What if you could erase yourself from people’s memories?
Would you want to? You could take away the things that make you cringe. The things that keep you up at night. What you wish they hadn’t talked about, or even remembered in the slightest.
You’re saying yes. But what if you erased it completely? What if you erased the people, the things, the memories that bring you hurt? The lesson learnt would also be erased. You might have done the same thing, with a different person, at a different time.
You want to be better. You want to erase your own memory of everything. You can’t stand the empty feeling it brings you. There is no hurt left. There is no pain. There is only an empty feeling, and you’re not sure how to replace, or fill it. You don’t know how to deal with the emptiness any better than you knew how to deal with the literal pain in your chest, in your gut. The mornings you woke up wanting to heave because you felt so lost, hurt, betrayed.

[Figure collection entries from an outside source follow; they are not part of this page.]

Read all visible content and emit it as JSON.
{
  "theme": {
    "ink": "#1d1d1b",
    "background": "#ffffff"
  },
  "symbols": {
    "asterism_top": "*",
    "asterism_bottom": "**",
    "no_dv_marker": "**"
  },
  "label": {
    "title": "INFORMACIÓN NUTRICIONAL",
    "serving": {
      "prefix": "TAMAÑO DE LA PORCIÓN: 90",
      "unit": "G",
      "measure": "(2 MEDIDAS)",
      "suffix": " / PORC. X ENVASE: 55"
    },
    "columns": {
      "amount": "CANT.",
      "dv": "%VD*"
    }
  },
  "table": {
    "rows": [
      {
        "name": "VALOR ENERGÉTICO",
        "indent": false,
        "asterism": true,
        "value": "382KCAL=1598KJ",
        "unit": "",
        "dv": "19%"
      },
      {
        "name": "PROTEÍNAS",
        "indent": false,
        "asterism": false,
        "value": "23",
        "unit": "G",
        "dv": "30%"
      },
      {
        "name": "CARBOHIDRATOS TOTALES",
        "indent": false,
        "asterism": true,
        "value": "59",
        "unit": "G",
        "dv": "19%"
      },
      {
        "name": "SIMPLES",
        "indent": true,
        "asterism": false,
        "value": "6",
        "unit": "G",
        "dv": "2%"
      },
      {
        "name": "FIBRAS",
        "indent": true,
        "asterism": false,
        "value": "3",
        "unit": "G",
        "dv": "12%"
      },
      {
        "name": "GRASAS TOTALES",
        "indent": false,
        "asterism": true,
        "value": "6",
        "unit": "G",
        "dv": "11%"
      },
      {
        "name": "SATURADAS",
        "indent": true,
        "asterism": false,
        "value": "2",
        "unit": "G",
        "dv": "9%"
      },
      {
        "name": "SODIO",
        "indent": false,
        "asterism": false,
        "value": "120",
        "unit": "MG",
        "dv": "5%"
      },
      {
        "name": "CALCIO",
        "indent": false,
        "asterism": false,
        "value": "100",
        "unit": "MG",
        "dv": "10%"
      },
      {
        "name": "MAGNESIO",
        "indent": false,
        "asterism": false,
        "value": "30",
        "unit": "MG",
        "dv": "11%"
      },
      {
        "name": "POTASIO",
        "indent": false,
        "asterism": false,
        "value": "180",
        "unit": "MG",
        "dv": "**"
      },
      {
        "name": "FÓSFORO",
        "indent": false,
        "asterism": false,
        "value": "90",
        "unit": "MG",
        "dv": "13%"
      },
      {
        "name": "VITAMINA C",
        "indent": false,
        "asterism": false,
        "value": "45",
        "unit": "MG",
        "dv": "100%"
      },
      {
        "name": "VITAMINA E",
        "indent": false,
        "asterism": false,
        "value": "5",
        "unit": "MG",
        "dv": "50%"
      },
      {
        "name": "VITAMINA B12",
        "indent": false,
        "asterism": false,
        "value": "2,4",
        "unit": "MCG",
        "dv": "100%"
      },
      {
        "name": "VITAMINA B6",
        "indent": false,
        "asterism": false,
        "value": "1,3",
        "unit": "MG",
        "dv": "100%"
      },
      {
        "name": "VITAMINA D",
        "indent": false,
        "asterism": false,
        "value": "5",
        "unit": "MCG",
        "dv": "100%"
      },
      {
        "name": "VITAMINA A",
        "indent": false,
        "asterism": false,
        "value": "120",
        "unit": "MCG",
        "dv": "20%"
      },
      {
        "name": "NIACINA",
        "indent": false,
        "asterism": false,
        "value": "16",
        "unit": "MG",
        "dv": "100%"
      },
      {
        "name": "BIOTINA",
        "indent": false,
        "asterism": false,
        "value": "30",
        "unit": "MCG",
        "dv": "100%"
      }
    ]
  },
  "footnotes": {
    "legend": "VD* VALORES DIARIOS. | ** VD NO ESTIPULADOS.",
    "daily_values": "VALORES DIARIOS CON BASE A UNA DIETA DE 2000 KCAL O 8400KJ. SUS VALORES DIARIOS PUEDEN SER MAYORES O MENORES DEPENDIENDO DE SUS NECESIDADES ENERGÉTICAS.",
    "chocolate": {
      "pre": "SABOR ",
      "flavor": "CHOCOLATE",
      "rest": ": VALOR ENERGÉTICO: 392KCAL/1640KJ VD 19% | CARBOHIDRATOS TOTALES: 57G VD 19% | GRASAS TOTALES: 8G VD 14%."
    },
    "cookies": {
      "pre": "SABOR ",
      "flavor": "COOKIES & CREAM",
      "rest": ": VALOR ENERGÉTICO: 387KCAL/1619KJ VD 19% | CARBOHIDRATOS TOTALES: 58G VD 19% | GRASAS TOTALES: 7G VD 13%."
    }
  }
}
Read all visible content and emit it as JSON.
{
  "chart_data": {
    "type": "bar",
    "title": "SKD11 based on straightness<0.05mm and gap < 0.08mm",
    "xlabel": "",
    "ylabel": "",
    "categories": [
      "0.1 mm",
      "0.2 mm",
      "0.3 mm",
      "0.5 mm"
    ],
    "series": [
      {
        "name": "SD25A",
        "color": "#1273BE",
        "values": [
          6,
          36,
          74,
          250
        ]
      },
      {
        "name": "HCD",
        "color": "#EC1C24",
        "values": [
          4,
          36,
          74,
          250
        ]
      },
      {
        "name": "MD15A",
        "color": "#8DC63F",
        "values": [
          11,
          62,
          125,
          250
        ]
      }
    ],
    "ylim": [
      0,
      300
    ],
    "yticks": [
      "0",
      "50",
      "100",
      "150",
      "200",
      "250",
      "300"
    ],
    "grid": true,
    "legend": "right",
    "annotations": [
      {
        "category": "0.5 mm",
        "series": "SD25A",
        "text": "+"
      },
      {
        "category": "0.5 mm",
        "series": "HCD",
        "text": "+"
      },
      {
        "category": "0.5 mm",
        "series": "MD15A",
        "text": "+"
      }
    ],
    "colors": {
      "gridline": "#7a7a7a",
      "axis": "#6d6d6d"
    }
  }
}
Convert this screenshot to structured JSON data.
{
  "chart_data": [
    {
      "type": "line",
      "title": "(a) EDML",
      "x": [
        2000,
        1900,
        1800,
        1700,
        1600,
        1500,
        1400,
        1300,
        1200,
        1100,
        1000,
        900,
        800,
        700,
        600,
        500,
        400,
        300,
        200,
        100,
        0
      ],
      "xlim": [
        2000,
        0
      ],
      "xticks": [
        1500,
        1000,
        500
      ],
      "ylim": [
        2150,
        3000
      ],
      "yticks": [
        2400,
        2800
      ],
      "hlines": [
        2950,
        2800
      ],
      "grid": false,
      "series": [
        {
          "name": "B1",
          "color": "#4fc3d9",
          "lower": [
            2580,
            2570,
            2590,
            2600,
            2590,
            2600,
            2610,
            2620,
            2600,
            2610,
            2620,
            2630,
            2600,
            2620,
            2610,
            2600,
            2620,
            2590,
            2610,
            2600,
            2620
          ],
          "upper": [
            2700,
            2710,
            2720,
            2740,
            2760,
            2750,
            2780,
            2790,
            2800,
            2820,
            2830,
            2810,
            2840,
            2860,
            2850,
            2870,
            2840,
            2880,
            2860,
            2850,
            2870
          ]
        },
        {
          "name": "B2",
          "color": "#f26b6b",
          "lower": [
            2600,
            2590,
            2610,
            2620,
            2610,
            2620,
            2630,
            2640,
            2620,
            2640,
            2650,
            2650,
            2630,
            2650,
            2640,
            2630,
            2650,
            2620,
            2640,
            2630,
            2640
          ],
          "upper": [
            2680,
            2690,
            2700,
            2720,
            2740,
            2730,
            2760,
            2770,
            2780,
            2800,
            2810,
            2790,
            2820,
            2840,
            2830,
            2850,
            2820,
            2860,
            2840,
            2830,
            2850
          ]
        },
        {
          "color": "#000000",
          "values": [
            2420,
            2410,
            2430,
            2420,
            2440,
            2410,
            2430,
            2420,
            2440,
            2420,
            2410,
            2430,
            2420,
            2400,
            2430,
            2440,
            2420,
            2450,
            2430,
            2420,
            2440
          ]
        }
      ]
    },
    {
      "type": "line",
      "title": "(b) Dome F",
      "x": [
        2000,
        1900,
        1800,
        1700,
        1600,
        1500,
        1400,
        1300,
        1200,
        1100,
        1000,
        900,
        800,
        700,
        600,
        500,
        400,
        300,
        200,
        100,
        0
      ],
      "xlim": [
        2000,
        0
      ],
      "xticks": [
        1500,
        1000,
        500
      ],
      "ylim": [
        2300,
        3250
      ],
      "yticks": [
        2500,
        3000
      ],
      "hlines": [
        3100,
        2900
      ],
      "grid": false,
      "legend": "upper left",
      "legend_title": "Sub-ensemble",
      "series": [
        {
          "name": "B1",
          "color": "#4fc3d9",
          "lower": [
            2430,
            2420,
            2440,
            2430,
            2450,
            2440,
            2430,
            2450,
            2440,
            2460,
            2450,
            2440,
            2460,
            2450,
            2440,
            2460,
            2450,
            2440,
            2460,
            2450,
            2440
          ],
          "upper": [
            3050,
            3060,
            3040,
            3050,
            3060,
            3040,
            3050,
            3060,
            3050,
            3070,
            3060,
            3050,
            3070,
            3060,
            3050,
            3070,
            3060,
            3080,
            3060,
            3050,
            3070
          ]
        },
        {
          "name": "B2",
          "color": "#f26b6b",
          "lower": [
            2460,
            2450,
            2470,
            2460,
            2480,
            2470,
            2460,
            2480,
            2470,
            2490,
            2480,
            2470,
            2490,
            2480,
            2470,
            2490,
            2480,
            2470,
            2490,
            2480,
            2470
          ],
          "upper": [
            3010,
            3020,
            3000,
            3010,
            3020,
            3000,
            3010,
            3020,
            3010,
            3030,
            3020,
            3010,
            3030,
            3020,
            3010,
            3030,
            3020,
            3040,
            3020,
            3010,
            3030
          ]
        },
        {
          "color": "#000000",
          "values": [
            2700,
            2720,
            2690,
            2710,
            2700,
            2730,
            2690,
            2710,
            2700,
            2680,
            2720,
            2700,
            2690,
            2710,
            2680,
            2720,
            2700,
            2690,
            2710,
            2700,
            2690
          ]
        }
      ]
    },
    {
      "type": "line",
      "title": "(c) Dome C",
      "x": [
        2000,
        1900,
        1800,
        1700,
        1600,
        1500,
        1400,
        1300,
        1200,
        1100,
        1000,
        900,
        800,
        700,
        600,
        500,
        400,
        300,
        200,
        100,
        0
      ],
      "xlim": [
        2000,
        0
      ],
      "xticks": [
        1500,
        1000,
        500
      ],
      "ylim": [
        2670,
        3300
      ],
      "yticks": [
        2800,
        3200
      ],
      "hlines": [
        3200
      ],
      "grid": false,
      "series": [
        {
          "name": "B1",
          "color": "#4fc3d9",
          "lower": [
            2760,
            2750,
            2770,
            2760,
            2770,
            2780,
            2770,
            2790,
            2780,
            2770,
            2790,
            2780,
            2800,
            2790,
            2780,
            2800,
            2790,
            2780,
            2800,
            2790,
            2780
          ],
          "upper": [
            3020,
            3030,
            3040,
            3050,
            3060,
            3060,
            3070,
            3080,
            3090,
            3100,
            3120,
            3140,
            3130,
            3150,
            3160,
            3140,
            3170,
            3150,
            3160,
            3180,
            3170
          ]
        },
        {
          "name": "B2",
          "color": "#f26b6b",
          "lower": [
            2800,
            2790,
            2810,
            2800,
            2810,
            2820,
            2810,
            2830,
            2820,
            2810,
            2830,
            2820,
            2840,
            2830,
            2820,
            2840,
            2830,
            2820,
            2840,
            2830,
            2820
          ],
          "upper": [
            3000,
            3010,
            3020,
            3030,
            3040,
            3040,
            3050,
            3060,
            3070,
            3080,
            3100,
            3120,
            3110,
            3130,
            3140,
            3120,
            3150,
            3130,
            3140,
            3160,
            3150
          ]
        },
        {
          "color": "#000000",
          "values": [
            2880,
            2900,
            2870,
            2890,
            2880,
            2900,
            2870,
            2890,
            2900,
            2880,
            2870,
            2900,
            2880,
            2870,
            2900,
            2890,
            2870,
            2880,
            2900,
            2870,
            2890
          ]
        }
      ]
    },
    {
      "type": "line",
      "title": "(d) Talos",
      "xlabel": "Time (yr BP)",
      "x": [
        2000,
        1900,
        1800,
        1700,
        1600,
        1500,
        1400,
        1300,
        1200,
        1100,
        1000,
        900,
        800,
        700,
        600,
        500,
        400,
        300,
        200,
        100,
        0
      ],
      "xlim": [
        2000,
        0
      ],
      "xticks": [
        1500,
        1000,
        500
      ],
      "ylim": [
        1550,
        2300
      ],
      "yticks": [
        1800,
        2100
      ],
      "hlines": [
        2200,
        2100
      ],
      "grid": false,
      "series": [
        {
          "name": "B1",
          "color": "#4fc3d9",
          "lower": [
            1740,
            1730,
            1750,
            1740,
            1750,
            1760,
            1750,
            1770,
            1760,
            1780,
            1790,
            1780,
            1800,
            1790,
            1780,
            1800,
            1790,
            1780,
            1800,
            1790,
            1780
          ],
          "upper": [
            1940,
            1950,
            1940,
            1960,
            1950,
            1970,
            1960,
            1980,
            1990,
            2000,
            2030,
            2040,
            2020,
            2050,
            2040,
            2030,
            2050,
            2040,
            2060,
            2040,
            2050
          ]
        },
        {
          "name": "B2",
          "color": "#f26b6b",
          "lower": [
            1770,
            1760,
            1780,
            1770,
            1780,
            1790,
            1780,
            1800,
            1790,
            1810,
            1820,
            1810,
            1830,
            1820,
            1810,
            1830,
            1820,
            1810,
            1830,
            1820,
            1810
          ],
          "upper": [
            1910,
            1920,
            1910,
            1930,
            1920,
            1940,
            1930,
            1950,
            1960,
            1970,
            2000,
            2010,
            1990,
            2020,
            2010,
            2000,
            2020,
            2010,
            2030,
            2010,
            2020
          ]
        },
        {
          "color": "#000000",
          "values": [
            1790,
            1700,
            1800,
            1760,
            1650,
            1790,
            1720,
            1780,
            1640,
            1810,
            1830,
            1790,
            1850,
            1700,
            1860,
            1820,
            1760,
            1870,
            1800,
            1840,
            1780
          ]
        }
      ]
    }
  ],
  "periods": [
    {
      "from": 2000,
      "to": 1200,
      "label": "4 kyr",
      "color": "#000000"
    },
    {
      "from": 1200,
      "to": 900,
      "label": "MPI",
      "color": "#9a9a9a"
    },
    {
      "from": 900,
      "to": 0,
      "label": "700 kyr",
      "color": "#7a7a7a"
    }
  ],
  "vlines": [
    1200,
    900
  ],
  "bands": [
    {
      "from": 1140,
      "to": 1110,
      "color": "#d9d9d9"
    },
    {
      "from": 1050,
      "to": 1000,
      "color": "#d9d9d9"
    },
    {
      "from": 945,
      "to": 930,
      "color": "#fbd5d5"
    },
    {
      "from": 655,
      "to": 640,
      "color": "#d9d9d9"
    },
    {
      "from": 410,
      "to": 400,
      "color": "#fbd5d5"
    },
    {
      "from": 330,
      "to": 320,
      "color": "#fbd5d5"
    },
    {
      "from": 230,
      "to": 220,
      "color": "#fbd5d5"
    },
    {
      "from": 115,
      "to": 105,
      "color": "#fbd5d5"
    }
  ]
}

Is it all in your head? The sheer hurt you’ve felt? You wonder if it was all caused by you, no one else.
Have I just been blaming everyone else for the pain I’ve caused myself? Because who else is there to blame for the thoughts that roll through my head, the way I deal with it, the way I let it stir?
Who else is there to blame but me?
And your eyes are crying and your body feels weak but your mind is telling you that it’s okay, that you don’t need to feel like this. So are you sad? Do you have anyone to blame? Or are you just human?